Dairy Summer Tour review


Event Date: Thursday 1st of July 2010 11:59:59 PM
Event Location:


The Irish Grassland Association held its annual “Dairy Summer Tour” back in July, on the county Limerick farms of Aidan, Mary and Fiachra Liston and Pat and Olive Weeks. A crowd of about 350 from farming and agri industry turned out to hear these excellent farmers relay their experiences regarding the theme of the day which was “Targeting 200 cows”.

Both farms are currently growing cow numbers and while each farm was completely different there were a number of very similar messages coming from both. Planning was certainly the priority when expanding. Different stocking rate options were explored with full financial analysis to identify the most profitable route. When the plan is in place you have to follow through, and in the words of Pat Weeks you “plan, do, check, act”.

The Listons outlined the infrastructural changes needed to accommodate their expansion and the importance of planning this correctly.

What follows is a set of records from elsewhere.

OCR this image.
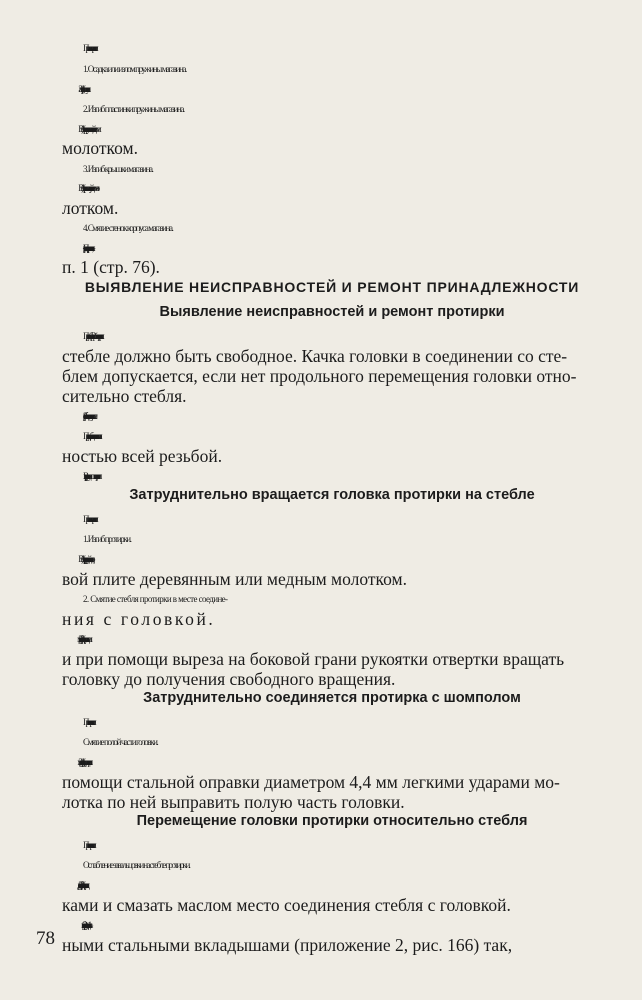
Причины неисправности:

1. Осадка или излом пружины магазина.

(I) Заменить пружину магазина.

2. Изгиб пластинки пружины магазина.

(I) Выправить пластинку пружины на стальной плите медным

молотком.

3. Изгиб крышки магазина.

(I) Выправить крышку магазина на стальной плите медным мо-

лотком.

4. Смятие стенок корпуса магазина.

См. раздел «Не подаются патроны из магазина в патронник»,

п. 1 (стр. 76).

ВЫЯВЛЕНИЕ НЕИСПРАВНОСТЕЙ И РЕМОНТ ПРИНАДЛЕЖНОСТИ

Выявление неисправностей и ремонт протирки

Протирка должна быть прямой. Вращение головки протирки на

стебле должно быть свободное. Качка головки в соединении со сте-

блем допускается, если нет продольного перемещения головки отно-

сительно стебля.

Забитость и срыв резьбы для шомпола не допускаются.

Протирка должна свободно навинчиваться на шомпол пол-

ностью всей резьбой.

В протирке встречаются следующие неисправности.

Затруднительно вращается головка протирки на стебле

Причины неисправности:

1. Изгиб протирки.

(I) Выправить протирку на деревянной подкладке или свинцо-

вой плите деревянным или медным молотком.

2. Смятие стебля протирки в месте соедине-

ния с головкой.

(I) Зажать стебель протирки в тисках с медными прокладками

и при помощи выреза на боковой грани рукоятки отвертки вращать

головку до получения свободного вращения.

Затруднительно соединяется протирка с шомполом

Причина неисправности:

Смятие полой части головки.

(I) Зажать протирку в тисках с медными прокладками и при

помощи стальной оправки диаметром 4,4 мм легкими ударами мо-

лотка по ней выправить полую часть головки.

Перемещение головки протирки относительно стебля

Причина неисправности:

Ослабление завальцовки на стебле протирки.

(I) Зажать стебель протирки в тисках с деревянными проклад-

ками и смазать маслом место соединения стебля с головкой.

Затем надеть на стебель протирки клупп № 1 с двумя специаль-

ными стальными вкладышами (приложение 2, рис. 166) так,

78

Breeding enough replacement stock to fuel growth is also critical with both farms producing in excess of 40 AI bred heifers per 100 cows, compared with the national average of 14. Grassland management was excellent on both farms, and apart from the obvious focus of maintaining top quality grass in front of the cows at all times, there was a strong emphasis on maximising grass utilized per hectare. To achieve this both farmers considered on-going reseeding as vital, and are reseeding up to 15% of their farms per year. While at the same time maintaining optimum levels of soil fertility.

Herd Health was another area that commanded a lot of attention. Both farmers have educated themselves to the issues relating to the different diseases and health risks that could potentially affect their farms. Preventative action is prioritised with comprehensive vaccination programs undertaken to counter non regulated diseases, as well as a proactive approach to issues such as high somatic cell count.